HR briefing - December

A festive greeting to all our readers and listeners! Welcome to this month's briefing for HR teams and in-house employment counsel – bringing you employment law highlights in an easy-to-read package, and now with an easy-to-listen-to podcast.

Accent discrimination

Clients have always been interested in ensuring they can recruit and retain the best talent, irrespective of background. Whilst the focus has traditionally been on the protected characteristics set out in the Equality Act 2010, firms are increasingly looking at eliminating prejudice stemming from other sources as well. In a fascinating recent report, the Sutton Trust has examined accent discrimination, with an alarming number of survey respondents reporting that their accents had been mocked or singled out by colleagues at work. In the second episode of our new podcast series, Chris Boyle joins Matthew Ramsey in exploring how employers can engage with issues of class, socio-economic background and accent.

You can subscribe to The Macfarlanes Podcast on your favourite podcast platform to hear this, plus more interesting content from other parts of the firm. If there are topics you’d particularly like us to cover, please feel free to reach out to us.

Flexible working

The Government has committed to supporting new draft legislation to reform the flexible working regime. A comparison of the current and proposed position is set out in the table below.
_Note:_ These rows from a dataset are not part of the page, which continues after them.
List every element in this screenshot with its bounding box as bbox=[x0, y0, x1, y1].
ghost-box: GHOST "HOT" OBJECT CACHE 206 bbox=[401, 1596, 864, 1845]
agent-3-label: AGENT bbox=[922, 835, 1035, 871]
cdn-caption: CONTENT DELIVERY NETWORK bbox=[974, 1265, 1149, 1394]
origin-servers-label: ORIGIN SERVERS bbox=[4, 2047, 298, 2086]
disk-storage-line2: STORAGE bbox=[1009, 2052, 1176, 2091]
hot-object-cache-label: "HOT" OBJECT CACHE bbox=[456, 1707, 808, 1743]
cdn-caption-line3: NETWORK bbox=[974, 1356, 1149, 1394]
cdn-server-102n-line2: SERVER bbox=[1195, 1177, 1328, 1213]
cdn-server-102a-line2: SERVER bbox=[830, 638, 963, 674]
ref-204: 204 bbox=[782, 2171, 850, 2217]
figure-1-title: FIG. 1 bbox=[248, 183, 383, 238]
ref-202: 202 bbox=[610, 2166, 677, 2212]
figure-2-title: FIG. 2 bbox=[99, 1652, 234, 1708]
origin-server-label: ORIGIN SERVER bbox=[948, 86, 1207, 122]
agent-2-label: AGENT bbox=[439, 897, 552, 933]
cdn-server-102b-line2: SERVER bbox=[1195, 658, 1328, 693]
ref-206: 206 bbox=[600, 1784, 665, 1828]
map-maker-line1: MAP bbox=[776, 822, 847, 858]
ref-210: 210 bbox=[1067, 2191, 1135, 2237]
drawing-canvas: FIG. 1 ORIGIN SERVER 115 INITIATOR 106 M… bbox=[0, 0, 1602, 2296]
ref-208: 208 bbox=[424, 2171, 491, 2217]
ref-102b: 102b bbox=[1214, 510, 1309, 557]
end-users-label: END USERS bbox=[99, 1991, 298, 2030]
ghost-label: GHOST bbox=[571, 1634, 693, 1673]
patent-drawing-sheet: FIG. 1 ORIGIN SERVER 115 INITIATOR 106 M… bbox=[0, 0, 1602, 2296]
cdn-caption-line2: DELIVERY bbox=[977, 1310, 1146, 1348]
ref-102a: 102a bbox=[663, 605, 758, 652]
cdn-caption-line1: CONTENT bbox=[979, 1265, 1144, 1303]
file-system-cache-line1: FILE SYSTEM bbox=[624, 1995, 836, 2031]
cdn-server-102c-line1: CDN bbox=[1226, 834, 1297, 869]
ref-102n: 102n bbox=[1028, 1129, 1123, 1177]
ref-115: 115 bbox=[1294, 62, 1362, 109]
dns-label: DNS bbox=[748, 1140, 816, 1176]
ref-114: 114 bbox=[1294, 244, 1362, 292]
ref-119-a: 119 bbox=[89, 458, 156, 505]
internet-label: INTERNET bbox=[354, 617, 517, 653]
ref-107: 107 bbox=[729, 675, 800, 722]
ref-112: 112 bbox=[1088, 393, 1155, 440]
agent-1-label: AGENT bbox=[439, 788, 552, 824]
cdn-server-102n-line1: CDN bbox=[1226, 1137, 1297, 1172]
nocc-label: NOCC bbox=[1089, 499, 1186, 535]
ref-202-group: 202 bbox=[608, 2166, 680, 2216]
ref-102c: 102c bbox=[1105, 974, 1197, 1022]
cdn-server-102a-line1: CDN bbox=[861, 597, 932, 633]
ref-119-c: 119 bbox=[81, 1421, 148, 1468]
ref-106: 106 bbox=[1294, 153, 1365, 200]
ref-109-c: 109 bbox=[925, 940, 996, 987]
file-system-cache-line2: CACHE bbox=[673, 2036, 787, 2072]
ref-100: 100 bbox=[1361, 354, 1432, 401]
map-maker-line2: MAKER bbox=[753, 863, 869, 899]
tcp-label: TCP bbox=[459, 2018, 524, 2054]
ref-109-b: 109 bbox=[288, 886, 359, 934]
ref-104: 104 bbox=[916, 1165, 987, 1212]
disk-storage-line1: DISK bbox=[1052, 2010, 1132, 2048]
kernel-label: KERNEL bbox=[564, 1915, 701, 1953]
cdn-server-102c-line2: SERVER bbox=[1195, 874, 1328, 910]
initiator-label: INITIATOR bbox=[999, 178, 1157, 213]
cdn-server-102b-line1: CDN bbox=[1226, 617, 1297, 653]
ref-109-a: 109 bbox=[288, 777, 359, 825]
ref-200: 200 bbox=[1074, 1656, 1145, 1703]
   Current position  Reform proposal
 Qualifying period of service before application may be made  26 weeks  None – this will become a "day-one" right
 Number of requests that can be made in a 12-month period  One  Two
 Grounds on which request may be refused  Burden of additional costs
 Detrimental effect on ability to meet customer demand
 Inability to re-organise work among existing staff
 Inability to recruit additional staff
 Detrimental effect on quality
 Detrimental impact on performance
 Insufficiency of work during the periods the employee proposes to work
 Planned structural changes 
 No change
 Requirement to consult employee before reaching decision  No – although the Acas guidance and Code of Practice in this area strongly recommends consultation  Yes
 Time limit to complete the decision-making process  Three months  Two months

Copyright and confidential information

Clients typically look to post-termination restrictive covenants and confidentiality provisions to protect their business-critical information and clients. What is often overlooked is the additional protection that can be offered by intellectual property law: copyright, patents, trademarks, databases and so on. A recent High Court decision exemplifies this. A number of employees of a business that manufactures and services environmental test chambers set up a competing enterprise that looked to service those chambers. In doing so, they systematically made use of their ex-employers software, passwords and client lists. They were not subject to post-termination restrictive covenants, although their contracts did contain confidentiality clauses. The court found a number of confidentiality breaches, as well as a number of breaches of copyright under the Copyright, Designs and Patents Act 1988. Copyright can extend to computer software programmes, and an infringement can occur by copying, storing electronically or publishing the copyright material. The court also found a breach of the Copyright and Rights in Databases Regulations 1997, under which the creator of a database can assert ownership of it, whether or not the material within the database is itself confidential. Restrictive covenant litigation often focuses on whether client and customer lists are truly confidential. Here, that debate was unnecessary as an effective remedy was available through this alternative database claim.